Roche lung cancer treatments perform

Roche has revealed promising trial data from two lung cancer treatments with one improving survival and the other shrinking tumours.

Its experimental immunotherapy MPDL3280A has been shown to double the likelihood of survival compared with chemotherapy in people with a specific type of lung cancer.

It is in a new drug class that is designed to help the body’s immune system fight cancer by stopping a protein known as Programmed Death receptor (PD-1), or a related target known as PD-L1.

Phase II results from the trial of 287 patients with previously treated non-small cell lung cancer (NSCLC), showed that the immunotherapy reduced the risk of death by more than half in those with the highest levels of the biomarker – compared with those treated by chemotherapy.

“In our study of MPDL3280A in previously treated lung cancer, the amount of PD-L1 expressed by a person’s cancer correlated with improvement in survival,” says Sandra Horning, chief medical officer and head of Roche’s product development.

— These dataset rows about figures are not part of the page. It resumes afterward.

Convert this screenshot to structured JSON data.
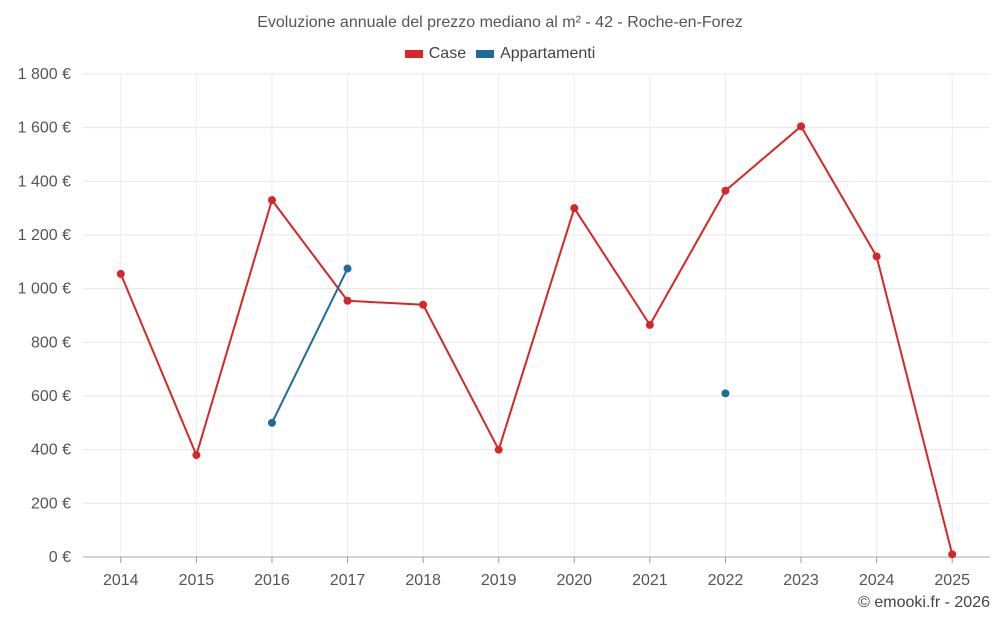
{
  "chart_data": {
    "type": "line",
    "title": "Evoluzione annuale del prezzo mediano al m² - 42 - Roche-en-Forez",
    "categories": [
      "2014",
      "2015",
      "2016",
      "2017",
      "2018",
      "2019",
      "2020",
      "2021",
      "2022",
      "2023",
      "2024",
      "2025"
    ],
    "series": [
      {
        "name": "Case",
        "color": "#d62728",
        "values": [
          1055,
          380,
          1330,
          955,
          940,
          400,
          1300,
          865,
          1365,
          1605,
          1120,
          10
        ]
      },
      {
        "name": "Appartamenti",
        "color": "#1f6b9c",
        "values": [
          null,
          null,
          500,
          1075,
          null,
          null,
          null,
          null,
          610,
          null,
          null,
          null
        ]
      }
    ],
    "ylim": [
      0,
      1800
    ],
    "yticks": [
      0,
      200,
      400,
      600,
      800,
      1000,
      1200,
      1400,
      1600,
      1800
    ],
    "ytick_labels": [
      "0 €",
      "200 €",
      "400 €",
      "600 €",
      "800 €",
      "1 000 €",
      "1 200 €",
      "1 400 €",
      "1 600 €",
      "1 800 €"
    ],
    "grid": true,
    "legend_position": "top-center"
  },
  "credit": "© emooki.fr - 2026"
}
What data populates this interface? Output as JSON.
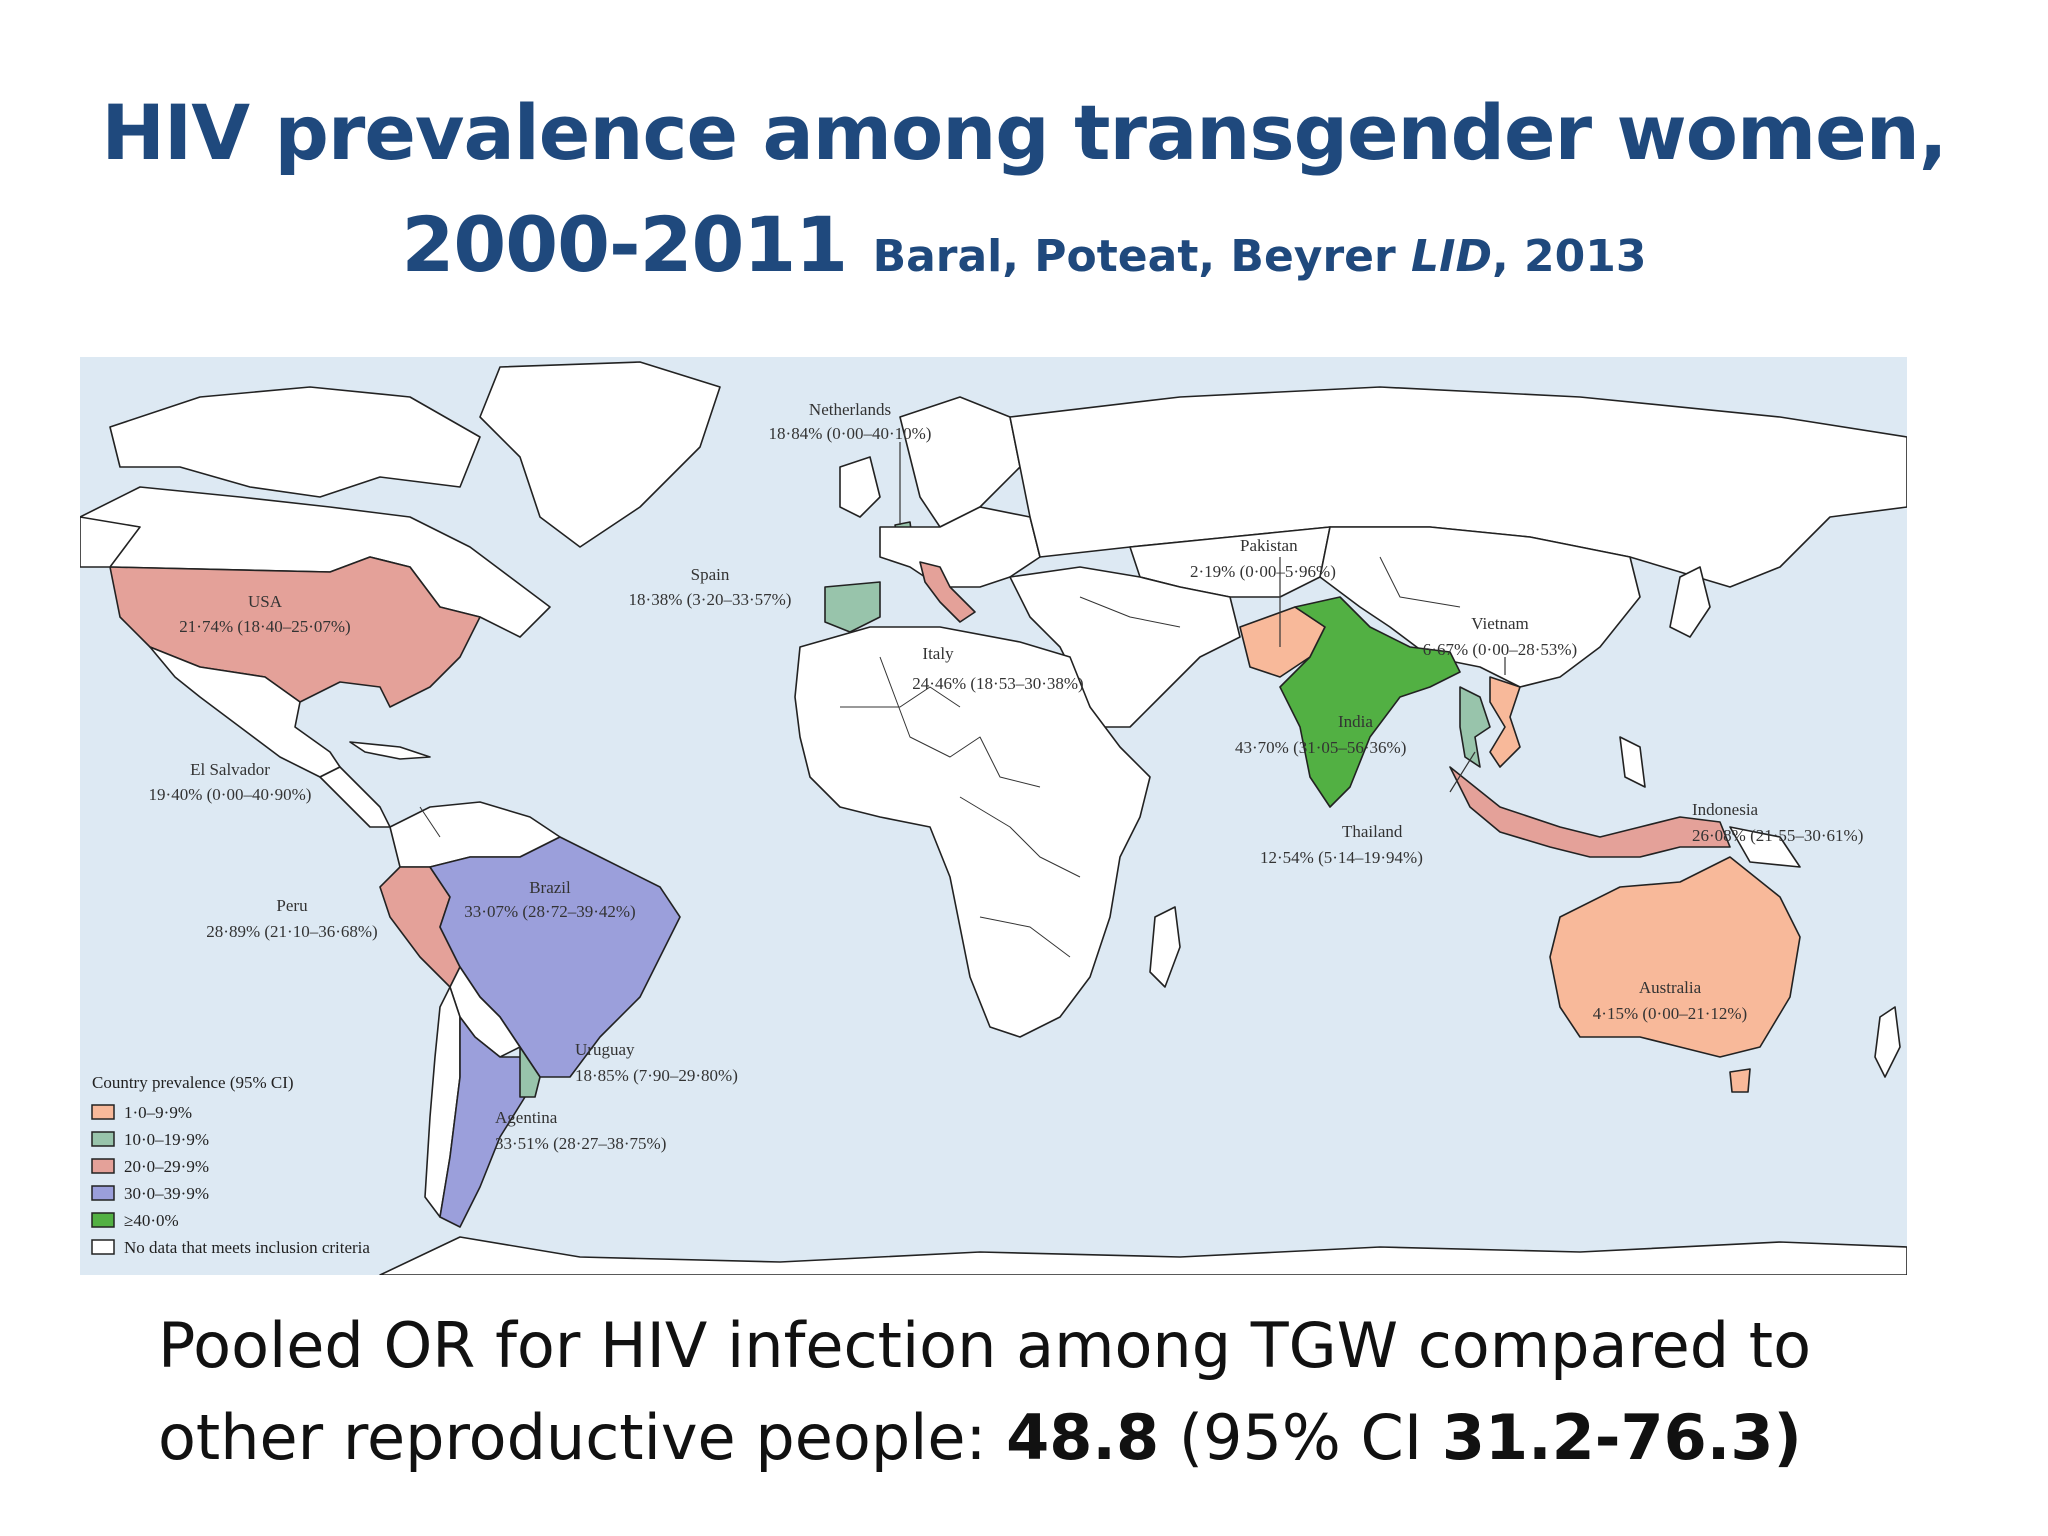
{
  "title": {
    "line1": "HIV prevalence among transgender women,",
    "line2": "2000-2011",
    "citation_authors": "Baral, Poteat, Beyrer",
    "citation_journal": "LID",
    "citation_year": ", 2013"
  },
  "map": {
    "countries": [
      {
        "name": "USA",
        "value": "21·74% (18·40–25·07%)",
        "category": "20·0–29·9%"
      },
      {
        "name": "El Salvador",
        "value": "19·40% (0·00–40·90%)",
        "category": "10·0–19·9%"
      },
      {
        "name": "Peru",
        "value": "28·89% (21·10–36·68%)",
        "category": "20·0–29·9%"
      },
      {
        "name": "Brazil",
        "value": "33·07% (28·72–39·42%)",
        "category": "30·0–39·9%"
      },
      {
        "name": "Uruguay",
        "value": "18·85% (7·90–29·80%)",
        "category": "10·0–19·9%"
      },
      {
        "name": "Agentina",
        "value": "33·51% (28·27–38·75%)",
        "category": "30·0–39·9%"
      },
      {
        "name": "Netherlands",
        "value": "18·84% (0·00–40·10%)",
        "category": "10·0–19·9%"
      },
      {
        "name": "Spain",
        "value": "18·38% (3·20–33·57%)",
        "category": "10·0–19·9%"
      },
      {
        "name": "Italy",
        "value": "24·46% (18·53–30·38%)",
        "category": "20·0–29·9%"
      },
      {
        "name": "Pakistan",
        "value": "2·19% (0·00–5·96%)",
        "category": "1·0–9·9%"
      },
      {
        "name": "India",
        "value": "43·70% (31·05–56·36%)",
        "category": "≥40·0%"
      },
      {
        "name": "Thailand",
        "value": "12·54% (5·14–19·94%)",
        "category": "10·0–19·9%"
      },
      {
        "name": "Vietnam",
        "value": "6·67% (0·00–28·53%)",
        "category": "1·0–9·9%"
      },
      {
        "name": "Indonesia",
        "value": "26·08% (21·55–30·61%)",
        "category": "20·0–29·9%"
      },
      {
        "name": "Australia",
        "value": "4·15% (0·00–21·12%)",
        "category": "1·0–9·9%"
      }
    ],
    "legend": {
      "title": "Country prevalence (95% CI)",
      "items": [
        {
          "label": "1·0–9·9%",
          "color": "#f8b99a"
        },
        {
          "label": "10·0–19·9%",
          "color": "#98c4ab"
        },
        {
          "label": "20·0–29·9%",
          "color": "#e4a199"
        },
        {
          "label": "30·0–39·9%",
          "color": "#9b9fdb"
        },
        {
          "label": "≥40·0%",
          "color": "#52b043"
        },
        {
          "label": "No data that meets inclusion criteria",
          "color": "#ffffff"
        }
      ]
    },
    "ocean_color": "#dde9f3"
  },
  "pooled": {
    "text1": "Pooled OR for HIV infection among TGW compared to",
    "text2": "other reproductive people:  ",
    "or_value": "48.8",
    "ci_open": " (95% CI ",
    "ci_range": "31.2-76.3",
    "ci_close": ")"
  }
}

Roche says MPDL3280A – that has been granted a breakthrough therapy status by the FDA – is being studied for treatment in a range of different cancer types.

“The goal of PD-L1 as a biomarker is to identify people most likely to experience improved overall survival with MPDL3280A alone and which people may be appropriate candidates for a combination of medicines.”

Meanwhile the Swiss firm will be celebrating that in trials its oral ALK inhibitor alectinib has been shown to shrink tumours in patients with advanced lung cancer (with a specific gene mutation) who had stopped responding to Xalkori (crizotinib) – another drug in the same class.

Currently Pfizer’s Xalkori is approved for patients with advanced NSCLC with a mutation of the ALK gene, which is found in around 4% of NSCLC cases.

Roche says its alectinib is able to cross the blood-brain barrier – an important benefit for lung cancer, which often spreads to the brain. It also carries the FDA breakthrough therapy status.

“Cancer spreads to the brain in about half of people with ALK-positive lung cancer, and these studies suggest that alectinib can shrink tumours in people with this difficult-to-treat disease,” says Horning.

“We plan to submit these data to the FDA this year to support alectinib as a potential new option for people whose advanced ALK-positive lung cancer progressed on crizotinib.”